James felt his eyebrows quirk in amusement as the beginnings of a plan came together. Perhaps it had been for the best that Hardy and his crew had caught him with his pants down, after all.

"Now now, Bill, jealousy doesn't become you. I think Simple Pete might be onto something," he said. "I've heard that some of the ladies have taken to calling you Half-Mast Hardy. It must be quite humiliating."

It wasn't (as far as James knew) true, but that was beside the point, as Brawlin' Bill Hardy's face flushed red as a tomato. "No they don't!" he squawked. Then his eyes narrowed in suspicion. "What would ye know about it anyway? Ye been asking around about me cock, have ye? Fancy a buggering, do ye?"
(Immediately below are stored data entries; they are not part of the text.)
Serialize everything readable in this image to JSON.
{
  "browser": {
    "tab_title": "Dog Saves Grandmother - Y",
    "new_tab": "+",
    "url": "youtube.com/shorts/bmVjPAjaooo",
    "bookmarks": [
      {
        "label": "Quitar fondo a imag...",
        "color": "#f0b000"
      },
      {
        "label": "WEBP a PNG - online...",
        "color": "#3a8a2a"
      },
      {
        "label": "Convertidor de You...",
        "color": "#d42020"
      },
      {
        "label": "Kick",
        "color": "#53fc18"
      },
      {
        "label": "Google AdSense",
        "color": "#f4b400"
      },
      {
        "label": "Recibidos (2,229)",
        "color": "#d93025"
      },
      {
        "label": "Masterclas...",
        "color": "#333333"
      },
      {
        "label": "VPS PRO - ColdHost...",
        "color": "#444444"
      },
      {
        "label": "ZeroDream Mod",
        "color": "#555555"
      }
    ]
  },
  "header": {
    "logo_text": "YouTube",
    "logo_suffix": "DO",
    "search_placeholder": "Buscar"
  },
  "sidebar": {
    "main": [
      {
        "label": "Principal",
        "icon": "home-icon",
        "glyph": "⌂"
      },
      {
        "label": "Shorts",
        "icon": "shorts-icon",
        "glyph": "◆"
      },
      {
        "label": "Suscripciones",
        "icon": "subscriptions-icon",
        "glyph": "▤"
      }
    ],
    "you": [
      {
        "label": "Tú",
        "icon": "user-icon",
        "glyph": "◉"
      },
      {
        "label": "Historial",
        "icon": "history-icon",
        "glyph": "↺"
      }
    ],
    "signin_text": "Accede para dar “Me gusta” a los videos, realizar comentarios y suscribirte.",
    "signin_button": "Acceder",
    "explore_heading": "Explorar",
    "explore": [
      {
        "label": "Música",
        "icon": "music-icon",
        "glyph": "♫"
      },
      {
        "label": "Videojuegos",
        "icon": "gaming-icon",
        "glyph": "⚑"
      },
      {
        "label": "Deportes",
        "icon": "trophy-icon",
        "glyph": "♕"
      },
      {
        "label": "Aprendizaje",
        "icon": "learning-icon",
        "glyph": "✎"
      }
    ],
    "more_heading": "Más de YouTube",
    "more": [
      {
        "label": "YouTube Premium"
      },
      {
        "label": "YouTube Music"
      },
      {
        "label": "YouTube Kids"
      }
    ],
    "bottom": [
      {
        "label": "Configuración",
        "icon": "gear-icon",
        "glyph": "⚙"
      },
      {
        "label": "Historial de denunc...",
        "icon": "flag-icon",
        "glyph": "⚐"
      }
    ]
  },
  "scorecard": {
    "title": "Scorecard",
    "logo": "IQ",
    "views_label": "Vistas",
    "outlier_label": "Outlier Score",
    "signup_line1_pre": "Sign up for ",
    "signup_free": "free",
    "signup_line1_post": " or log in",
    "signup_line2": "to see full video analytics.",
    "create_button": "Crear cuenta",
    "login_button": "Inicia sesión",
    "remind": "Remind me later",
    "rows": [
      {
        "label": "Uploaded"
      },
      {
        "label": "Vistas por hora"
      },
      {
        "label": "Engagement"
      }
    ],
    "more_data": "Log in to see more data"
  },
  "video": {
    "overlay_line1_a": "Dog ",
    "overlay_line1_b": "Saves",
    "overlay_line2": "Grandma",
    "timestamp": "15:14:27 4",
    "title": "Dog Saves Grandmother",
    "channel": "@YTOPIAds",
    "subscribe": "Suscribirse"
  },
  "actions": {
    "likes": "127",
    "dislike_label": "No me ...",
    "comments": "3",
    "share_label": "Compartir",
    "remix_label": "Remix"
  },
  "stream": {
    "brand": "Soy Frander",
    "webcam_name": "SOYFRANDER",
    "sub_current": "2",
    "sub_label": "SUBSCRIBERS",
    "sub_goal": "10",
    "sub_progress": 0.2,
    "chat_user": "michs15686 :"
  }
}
"There was no need to ask," James said smoothly, every bit the spider who was slowly but surely enticing the fly into his web. "Tortuga is a small island, Hardy. I'm sure we have shared many of the same lasses. The only thing looser than a whore's cunt is her wagging tongue. So trust me, I've heard all about your... inadequacies."

He felt the smallest, briefest pang of guilt for so crudely and dishonestly impugning the discretion of the working women of Tortuga, but that pang was quickly swallowed by a heady satisfaction as he watched the barb hit home. Brawlin' Bill's face contorted into a florid purple mask of rage and bloodlust.
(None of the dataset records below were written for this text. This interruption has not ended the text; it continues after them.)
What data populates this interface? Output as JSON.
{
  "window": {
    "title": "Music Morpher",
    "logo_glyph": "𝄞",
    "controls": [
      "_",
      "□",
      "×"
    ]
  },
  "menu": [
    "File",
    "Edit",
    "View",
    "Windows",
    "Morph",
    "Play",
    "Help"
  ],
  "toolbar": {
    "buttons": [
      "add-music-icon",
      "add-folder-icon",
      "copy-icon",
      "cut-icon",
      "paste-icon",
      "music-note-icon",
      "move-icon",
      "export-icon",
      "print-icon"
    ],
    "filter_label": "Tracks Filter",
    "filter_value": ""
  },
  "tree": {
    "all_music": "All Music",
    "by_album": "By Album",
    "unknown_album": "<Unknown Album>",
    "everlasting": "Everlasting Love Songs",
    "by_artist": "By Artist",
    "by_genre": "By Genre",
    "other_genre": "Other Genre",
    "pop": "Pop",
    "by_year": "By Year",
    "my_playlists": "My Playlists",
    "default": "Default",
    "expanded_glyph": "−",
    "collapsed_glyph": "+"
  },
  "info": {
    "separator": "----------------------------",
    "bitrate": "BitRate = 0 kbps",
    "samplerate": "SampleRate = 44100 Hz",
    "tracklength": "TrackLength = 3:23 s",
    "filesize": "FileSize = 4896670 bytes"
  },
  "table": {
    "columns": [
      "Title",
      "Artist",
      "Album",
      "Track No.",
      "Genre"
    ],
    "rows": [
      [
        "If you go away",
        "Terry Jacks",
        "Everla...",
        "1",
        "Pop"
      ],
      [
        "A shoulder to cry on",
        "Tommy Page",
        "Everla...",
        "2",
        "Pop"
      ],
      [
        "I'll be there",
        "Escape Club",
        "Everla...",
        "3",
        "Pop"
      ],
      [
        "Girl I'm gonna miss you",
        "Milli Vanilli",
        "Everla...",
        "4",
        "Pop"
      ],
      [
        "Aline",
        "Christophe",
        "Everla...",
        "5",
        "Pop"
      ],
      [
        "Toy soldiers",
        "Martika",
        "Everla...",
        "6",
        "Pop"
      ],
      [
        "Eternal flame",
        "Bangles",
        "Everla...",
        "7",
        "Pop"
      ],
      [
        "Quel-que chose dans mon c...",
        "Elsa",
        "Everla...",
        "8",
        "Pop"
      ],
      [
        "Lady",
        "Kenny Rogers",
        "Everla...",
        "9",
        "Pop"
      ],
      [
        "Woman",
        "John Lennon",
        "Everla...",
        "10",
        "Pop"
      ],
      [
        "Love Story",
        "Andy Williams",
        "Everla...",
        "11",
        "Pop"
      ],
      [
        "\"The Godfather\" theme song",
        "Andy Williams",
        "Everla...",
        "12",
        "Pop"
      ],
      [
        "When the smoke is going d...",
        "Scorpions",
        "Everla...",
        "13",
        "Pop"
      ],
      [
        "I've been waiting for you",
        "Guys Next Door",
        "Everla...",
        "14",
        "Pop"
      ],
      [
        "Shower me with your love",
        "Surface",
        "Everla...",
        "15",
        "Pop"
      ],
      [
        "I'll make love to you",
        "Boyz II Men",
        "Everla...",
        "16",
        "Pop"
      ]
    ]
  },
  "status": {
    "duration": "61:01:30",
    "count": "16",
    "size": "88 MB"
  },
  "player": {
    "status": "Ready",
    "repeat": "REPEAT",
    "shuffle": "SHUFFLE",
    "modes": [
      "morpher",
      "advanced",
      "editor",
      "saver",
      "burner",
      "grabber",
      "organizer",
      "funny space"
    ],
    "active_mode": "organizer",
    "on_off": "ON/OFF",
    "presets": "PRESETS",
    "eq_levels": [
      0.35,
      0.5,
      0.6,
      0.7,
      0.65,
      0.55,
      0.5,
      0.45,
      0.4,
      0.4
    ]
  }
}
"You bastard son of a whore, I'll have your head!" he bellowed, charging down the alley, cutlass raised high over his head. Seeming momentarily thrown by their boss's wild fury, the three henchmen hesitated for a moment before charging after Bill with raucous battle cries.

The alley he'd chosen was too narrow to admit more than one man at a time, and in their ill-formed and unplanned rage, the four pirates swept right into the trap James had laid. Brawlin' Bill was first, and he lunged gracelessly forward with his blade. James effortlessly parried the blow, knocking Hardy's sword out of hand and using the momentum to skewer the first henchman, who'd rushed past his captain and right into James's oncoming cutlass. He jerked the blade from the man's guts and cut down the third man, who had also come rushing headlong into the death trap.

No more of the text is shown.